The need for speed: Europe's trains beat planes
(The following appeared on The Age website on October 8, 2009.)
LONDON With the advent of high-speed trains, rail travel in Europe has become so popular that some intercity flight routes are being cancelled.
Why would you fly from London to Paris, for example, and tackle Heathrow and Charles de Gaulle airport check-ins plus security when you can catch a high-speed train that lands you right in the centre of town?
Now about 90 per cent of people travel by Eurostar between these two cities.
And there's no longer any flights on the Paris-Brussels route. Many now also go by train between London and Brussels.
High-speed trains are continually being introduced to new routes.
"If you are travelling less than 1500km, taking the train wins," says Rail Europe CEO Pierre-Stephane Austi.
"It gives the sensation that Europe is really becoming smaller.
"...Rail has completely changed because of the high-speed system."
He predicts that in two years most of the shorter airline routes will be "finished" in Europe.
And because of this train stations have been recreated as bustling centres in their own right.
"They are modern, bigger, more beautiful, offering centres of real shopping and leisure."
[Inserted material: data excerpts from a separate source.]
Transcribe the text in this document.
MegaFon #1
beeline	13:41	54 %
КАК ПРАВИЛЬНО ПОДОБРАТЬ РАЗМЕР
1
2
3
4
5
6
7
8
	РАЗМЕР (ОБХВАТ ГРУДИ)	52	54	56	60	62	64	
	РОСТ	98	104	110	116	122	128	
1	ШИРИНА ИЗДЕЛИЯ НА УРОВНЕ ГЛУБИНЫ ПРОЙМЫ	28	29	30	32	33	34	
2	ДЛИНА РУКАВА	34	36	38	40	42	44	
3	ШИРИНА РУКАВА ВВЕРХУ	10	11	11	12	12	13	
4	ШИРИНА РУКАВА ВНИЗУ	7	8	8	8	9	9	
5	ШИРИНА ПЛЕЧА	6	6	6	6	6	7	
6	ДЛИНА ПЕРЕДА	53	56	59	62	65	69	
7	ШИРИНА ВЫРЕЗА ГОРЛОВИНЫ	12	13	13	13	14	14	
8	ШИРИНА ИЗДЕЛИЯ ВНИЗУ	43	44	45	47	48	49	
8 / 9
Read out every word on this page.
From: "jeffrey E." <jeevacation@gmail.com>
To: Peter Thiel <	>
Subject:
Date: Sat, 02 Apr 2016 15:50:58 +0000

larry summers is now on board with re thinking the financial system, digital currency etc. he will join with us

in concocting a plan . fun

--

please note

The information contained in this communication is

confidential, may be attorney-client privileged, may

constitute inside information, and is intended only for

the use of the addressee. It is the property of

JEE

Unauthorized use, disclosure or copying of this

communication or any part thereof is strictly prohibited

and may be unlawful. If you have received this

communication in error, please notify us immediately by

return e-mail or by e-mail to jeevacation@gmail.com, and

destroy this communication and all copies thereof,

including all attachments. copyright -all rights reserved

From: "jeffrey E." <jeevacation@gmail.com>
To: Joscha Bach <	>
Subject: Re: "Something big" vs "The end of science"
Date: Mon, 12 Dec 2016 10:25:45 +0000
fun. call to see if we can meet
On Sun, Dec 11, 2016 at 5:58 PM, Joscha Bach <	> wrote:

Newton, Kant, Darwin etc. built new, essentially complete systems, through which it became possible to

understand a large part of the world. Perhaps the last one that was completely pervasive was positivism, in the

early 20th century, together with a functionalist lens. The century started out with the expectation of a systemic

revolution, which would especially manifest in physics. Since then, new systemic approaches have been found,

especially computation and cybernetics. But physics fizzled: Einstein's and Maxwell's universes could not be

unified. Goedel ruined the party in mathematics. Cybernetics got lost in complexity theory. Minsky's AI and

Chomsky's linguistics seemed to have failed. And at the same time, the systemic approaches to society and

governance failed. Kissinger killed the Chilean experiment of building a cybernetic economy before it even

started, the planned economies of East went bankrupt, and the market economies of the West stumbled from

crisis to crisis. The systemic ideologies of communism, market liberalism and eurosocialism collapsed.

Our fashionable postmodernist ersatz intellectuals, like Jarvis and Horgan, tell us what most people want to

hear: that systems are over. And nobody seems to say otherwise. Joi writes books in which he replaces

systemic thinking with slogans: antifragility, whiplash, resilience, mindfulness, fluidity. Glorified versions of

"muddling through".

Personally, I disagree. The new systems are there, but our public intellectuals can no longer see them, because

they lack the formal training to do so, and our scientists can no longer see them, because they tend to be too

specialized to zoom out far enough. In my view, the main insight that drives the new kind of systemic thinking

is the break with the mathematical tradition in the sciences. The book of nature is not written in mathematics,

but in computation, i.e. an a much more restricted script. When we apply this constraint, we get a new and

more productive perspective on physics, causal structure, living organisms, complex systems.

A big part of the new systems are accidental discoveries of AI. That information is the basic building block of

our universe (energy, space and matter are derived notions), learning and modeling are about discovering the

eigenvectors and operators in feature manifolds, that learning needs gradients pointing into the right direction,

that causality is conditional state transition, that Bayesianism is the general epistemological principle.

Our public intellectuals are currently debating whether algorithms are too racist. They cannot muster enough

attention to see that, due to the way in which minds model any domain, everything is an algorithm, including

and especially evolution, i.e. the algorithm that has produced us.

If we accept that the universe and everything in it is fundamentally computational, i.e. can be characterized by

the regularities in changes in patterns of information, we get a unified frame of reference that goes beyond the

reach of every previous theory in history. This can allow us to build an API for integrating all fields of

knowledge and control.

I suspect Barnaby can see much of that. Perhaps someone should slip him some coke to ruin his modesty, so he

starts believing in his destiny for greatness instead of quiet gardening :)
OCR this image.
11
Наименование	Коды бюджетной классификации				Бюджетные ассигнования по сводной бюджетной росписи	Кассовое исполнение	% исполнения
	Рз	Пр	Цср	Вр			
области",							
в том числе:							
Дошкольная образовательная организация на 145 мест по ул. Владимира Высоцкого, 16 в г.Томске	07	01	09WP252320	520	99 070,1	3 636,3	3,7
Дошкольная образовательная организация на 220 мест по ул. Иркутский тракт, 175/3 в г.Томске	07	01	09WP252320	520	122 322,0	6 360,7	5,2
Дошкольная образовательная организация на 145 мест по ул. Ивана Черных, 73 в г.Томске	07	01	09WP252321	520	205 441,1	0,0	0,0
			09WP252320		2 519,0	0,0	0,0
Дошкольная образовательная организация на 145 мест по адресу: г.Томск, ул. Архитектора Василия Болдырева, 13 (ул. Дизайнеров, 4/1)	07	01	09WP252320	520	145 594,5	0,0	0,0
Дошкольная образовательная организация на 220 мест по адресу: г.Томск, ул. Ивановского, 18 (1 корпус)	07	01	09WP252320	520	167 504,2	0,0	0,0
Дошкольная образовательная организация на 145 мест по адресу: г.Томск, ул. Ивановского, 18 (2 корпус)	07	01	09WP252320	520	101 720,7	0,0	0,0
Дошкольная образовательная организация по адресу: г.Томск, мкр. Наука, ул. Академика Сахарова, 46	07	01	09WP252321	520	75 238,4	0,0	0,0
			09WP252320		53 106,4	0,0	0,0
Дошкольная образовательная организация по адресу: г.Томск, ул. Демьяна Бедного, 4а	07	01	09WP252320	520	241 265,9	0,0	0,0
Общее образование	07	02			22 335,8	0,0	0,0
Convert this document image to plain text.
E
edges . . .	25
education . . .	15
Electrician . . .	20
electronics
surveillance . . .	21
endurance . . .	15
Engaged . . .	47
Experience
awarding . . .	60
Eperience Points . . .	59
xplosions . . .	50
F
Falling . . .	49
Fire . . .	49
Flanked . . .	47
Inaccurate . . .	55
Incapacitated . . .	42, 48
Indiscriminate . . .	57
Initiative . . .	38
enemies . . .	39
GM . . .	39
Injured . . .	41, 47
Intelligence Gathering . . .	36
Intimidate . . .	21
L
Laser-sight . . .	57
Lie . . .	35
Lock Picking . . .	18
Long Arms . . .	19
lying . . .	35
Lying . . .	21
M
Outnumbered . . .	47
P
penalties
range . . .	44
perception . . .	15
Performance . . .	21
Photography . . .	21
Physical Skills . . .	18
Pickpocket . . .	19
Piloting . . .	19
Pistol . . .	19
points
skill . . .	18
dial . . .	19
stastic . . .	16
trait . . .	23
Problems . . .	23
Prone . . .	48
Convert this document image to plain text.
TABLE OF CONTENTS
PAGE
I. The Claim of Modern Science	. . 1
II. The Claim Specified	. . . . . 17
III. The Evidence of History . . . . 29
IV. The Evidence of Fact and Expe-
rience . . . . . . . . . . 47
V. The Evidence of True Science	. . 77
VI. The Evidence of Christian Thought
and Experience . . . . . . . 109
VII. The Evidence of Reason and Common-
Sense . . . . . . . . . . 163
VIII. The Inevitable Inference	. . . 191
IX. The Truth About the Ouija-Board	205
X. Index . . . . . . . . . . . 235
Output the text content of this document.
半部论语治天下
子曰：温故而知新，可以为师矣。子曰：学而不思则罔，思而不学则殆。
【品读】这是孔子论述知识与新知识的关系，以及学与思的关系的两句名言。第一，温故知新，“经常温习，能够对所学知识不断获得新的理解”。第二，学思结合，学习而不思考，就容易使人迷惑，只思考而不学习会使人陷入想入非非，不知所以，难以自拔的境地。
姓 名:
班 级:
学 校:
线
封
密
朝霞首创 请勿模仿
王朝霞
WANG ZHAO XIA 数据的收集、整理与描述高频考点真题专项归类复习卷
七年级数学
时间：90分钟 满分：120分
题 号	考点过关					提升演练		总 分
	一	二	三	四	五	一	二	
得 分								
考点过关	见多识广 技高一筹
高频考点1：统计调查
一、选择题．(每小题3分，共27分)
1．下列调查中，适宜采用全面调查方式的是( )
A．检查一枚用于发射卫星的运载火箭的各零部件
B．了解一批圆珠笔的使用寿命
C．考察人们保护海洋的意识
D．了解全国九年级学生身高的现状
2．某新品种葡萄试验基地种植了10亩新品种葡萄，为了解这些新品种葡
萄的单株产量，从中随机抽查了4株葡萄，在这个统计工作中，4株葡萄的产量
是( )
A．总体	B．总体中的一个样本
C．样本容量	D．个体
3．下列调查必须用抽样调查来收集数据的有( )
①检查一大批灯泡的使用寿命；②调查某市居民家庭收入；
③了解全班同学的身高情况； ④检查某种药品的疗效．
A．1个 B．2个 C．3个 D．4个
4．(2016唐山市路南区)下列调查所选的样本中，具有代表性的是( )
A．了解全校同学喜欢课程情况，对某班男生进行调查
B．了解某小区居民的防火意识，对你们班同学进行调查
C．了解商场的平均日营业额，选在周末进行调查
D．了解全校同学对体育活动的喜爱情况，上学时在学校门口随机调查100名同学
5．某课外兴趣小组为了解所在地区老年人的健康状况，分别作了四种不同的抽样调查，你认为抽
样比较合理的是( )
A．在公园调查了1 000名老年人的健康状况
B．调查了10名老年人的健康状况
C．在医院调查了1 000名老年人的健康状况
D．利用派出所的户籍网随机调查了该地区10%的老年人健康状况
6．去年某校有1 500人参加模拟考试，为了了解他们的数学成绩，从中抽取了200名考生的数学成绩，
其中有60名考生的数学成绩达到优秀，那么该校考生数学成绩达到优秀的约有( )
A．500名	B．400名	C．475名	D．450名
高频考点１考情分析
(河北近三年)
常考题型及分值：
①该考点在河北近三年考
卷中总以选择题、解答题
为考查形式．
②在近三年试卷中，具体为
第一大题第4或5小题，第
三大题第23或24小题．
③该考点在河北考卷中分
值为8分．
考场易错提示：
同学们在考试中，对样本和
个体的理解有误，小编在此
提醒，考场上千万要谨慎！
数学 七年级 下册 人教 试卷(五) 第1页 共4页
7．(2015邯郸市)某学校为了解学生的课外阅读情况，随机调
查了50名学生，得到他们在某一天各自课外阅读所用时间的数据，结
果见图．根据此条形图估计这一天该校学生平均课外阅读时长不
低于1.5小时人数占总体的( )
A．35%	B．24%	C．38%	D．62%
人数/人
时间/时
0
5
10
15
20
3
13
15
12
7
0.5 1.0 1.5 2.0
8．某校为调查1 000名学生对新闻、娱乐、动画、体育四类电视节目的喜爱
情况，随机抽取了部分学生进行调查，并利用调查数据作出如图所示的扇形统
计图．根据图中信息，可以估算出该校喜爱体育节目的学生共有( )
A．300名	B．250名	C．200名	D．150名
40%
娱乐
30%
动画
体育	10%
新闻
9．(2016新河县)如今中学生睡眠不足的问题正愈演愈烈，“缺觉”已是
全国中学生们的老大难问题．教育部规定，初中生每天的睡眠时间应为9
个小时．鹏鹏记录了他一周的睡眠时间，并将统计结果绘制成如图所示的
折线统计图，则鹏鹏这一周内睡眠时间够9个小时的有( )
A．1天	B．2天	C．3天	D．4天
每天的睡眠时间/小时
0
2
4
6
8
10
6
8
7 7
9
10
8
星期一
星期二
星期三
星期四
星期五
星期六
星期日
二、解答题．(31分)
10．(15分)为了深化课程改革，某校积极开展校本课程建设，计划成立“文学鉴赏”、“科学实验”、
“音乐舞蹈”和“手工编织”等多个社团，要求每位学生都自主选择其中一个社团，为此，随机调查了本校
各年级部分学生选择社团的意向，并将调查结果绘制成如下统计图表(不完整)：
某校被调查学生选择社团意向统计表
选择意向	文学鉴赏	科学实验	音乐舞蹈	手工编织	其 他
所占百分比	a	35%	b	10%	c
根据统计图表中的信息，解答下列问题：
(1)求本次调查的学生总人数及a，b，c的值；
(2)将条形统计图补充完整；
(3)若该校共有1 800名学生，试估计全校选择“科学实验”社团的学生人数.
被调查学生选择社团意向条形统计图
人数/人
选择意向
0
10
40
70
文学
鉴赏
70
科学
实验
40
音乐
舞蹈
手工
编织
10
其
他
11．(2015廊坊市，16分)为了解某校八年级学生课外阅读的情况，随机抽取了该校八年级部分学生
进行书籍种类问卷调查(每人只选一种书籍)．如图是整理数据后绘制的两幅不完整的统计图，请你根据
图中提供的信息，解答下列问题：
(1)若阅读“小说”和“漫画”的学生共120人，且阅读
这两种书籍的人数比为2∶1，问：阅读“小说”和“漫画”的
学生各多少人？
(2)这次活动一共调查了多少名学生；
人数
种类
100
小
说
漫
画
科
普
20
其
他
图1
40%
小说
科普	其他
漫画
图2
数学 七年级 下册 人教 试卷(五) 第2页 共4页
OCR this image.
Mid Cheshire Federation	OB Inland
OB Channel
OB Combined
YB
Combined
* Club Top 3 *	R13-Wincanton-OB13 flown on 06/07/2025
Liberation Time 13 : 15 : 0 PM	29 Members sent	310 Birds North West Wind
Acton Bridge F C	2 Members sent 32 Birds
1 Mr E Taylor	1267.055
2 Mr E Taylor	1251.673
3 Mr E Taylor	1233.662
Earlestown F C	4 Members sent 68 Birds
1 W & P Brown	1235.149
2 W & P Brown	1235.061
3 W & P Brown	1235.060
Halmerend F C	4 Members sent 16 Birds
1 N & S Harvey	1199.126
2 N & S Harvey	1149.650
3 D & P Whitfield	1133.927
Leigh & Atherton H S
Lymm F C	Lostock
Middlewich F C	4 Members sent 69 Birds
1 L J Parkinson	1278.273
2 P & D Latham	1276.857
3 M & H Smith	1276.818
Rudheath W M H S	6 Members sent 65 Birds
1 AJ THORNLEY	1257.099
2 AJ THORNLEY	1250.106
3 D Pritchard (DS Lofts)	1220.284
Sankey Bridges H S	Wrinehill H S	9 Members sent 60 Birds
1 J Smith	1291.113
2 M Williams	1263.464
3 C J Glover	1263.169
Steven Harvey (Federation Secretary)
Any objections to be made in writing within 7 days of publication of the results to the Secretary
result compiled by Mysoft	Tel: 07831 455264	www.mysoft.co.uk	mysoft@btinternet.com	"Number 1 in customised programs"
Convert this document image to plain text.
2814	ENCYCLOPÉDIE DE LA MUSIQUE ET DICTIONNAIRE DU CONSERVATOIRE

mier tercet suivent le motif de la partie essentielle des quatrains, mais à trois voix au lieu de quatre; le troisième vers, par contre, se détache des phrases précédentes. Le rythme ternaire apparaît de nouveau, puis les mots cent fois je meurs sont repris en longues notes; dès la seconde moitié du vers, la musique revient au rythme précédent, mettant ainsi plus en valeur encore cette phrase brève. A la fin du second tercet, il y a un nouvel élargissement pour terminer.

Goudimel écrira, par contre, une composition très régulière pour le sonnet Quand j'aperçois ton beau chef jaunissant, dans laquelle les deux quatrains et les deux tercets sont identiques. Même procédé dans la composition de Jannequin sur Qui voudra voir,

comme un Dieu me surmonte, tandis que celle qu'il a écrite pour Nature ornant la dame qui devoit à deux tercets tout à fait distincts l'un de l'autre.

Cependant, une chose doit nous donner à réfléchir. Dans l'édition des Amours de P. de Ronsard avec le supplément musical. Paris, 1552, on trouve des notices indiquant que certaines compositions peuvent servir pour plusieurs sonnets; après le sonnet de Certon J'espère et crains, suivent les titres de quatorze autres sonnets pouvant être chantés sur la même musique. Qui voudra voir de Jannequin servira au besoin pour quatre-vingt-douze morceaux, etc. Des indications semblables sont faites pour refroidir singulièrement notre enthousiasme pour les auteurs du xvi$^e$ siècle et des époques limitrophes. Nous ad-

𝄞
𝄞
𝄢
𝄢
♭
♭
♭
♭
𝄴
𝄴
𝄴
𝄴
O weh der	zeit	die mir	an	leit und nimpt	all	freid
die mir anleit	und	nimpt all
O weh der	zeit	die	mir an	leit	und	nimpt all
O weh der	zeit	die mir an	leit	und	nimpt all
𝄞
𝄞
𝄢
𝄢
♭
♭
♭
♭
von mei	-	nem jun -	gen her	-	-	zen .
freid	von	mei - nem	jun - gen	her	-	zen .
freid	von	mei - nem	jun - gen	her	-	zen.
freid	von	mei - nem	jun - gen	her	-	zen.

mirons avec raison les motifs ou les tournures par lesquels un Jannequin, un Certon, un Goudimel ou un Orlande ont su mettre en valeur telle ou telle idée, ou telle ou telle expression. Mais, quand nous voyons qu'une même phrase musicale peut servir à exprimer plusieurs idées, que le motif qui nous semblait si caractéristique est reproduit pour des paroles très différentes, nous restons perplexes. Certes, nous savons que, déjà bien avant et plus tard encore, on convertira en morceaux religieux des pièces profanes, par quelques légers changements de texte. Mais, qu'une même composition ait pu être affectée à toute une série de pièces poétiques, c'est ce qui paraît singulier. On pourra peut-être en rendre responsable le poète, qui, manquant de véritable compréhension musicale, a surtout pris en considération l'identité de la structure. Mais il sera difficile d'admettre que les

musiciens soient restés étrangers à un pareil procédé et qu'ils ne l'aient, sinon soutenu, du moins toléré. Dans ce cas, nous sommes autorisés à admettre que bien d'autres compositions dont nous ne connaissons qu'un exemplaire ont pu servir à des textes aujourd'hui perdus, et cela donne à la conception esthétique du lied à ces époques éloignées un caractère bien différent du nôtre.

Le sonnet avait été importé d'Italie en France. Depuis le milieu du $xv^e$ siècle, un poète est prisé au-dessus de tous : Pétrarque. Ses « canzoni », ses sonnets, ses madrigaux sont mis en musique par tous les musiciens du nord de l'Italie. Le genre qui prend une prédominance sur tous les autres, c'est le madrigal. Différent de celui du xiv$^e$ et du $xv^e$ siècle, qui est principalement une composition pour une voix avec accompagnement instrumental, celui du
During a media briefing in Sydney, Austi explained Rail Europe sells its tickets all over the world outside Europe. People can book online and receive their tickets 24 hours later and the tickets are a set price.
But booking a long way ahead, of course, is cheaper - and also more reliable as trains often fill up fast.
Customers here can buy rail passes and the system has been made simpler to try to ensure they always get a seat.
As a first step outside Europe, Rail Europe will be distributing for Amtrak, the US train system, with both passes and point-to-point travel.
Rail Europe is planning to expand into distribution for Japanese and Indian trains (starting with the luxury trains in India) as well so their ticketing will be available on its system.
A Rail Protection Plan has also been launched, which makes a big difference if your rail pass or ticket is lost or stolen in Europe.
Austi says European countries are investing in putting in high-speed railway lines because it's "how they want their people to travel" and "it's better to invest in the rail networks than more roads".
This includes Italy and Spain and increasingly the eastern bloc countries, with new high-speed routes being planned and gradually opening up such as Paris to Moscow and Helsinki to St Petersburg, which are both on the developing table.
Madrid to Barcelona is already high-speed and high-speed tracks are being built between the south of France and Spain.
Amsterdam and Cologne will be approximately three hours 15 minutes from Paris and around one hour 45 minutes from Brussels by the end of this year.
The Italians launched new services last December from Milan to Rome - it takes about four hours. Direct services between Naples and Milan take five hours.
RailJet, a new premium rail service between Budapest, Vienna and Munich started last December and is constantly developing with up to six trains per day.
Vienna-Zurich and services to Zagreb in Croatia and Llubliana (Slovenia) are planned for around 2012-2014.
Austi says train travel is much more environmentally friendly than planes or cars. Less than 17kg of CO2 is emitted per person on a Paris to Frankfurt train journey as compared to 116kg by car or 67kg by plane for the same trip.
He says the onboard services are also being improved, such as availability of organic meals and WiFi access.